Moderation Dashboard connects seamlessly to your application’s APIs, allowing you to create custom enforcement actions that can be triggered on posts or users – either manually by a moderator or automatically if content matches your defined rules.

Custom actions created in the Moderation Dashboard allow our API to interface directly with your platform when moderation rules trigger or when human moderators make decisions. Callback URLs specified in each action allow the Dashboard API to communicate with your callback server to take your defined action on the correct post or user in real time.

You can create actions within the Moderation Dashboard interface specifying callback URLs that tell the Dashboard API how to communicate with your platform.  When an action triggers, the Moderation Dashboard will ping your callback server with the required metadata so that you can successfully execute the action on the correct user or post within your platform.

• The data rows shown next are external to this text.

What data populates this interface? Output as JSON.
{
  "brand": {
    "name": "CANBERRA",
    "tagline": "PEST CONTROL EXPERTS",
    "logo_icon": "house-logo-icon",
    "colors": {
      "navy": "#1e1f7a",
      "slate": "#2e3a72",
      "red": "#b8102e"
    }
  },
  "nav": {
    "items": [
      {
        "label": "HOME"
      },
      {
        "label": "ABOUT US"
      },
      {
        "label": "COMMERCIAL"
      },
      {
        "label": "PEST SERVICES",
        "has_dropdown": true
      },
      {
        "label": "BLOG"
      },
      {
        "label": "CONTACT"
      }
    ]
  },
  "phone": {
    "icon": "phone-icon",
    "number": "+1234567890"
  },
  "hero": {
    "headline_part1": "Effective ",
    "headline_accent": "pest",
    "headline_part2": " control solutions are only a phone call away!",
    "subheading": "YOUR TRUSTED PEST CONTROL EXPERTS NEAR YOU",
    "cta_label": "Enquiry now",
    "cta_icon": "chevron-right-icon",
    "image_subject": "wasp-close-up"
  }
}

Implement Custom Content Moderation Rules

Moderation Dashboard allows you to easily define rules to automatically moderate content and users according to Hive model classifications. Set conditions on over 50 supported moderation classes and choose which of your actions to take all from within the Dashboard interface.

At Hive, we understand that platforms have different content policies and community guidelines. Moderation Dashboard enables you to set up custom rules according to your particular content policies in order to automatically take action on problematic content using Hive model results. 

Moderation Dashboard currently supports access to both our visual moderation model and our text moderation model – you can configure which of over 50 model classes to use for moderation and at what level directly through the dashboard interface. You can easily define sets of classification conditions and specify which of your actions – such as removing a post or banning a user – to take in response, all from within the Moderation Dashboard UI. 

Once configured, Moderation Dashboard can communicate directly with your platform to implement the moderation policy laid out in your rule set. The Dashboard API will automatically trigger the enforcement actions you’ve specified on any submitted content that violates these rules.

An example of user moderation rules configurable within the Moderation Dashboard. User rules can account for various aspects of user's post history, such as account age, number of posts, and percentage of posts that were flagged in various content moderation classes when determining which action to trigger.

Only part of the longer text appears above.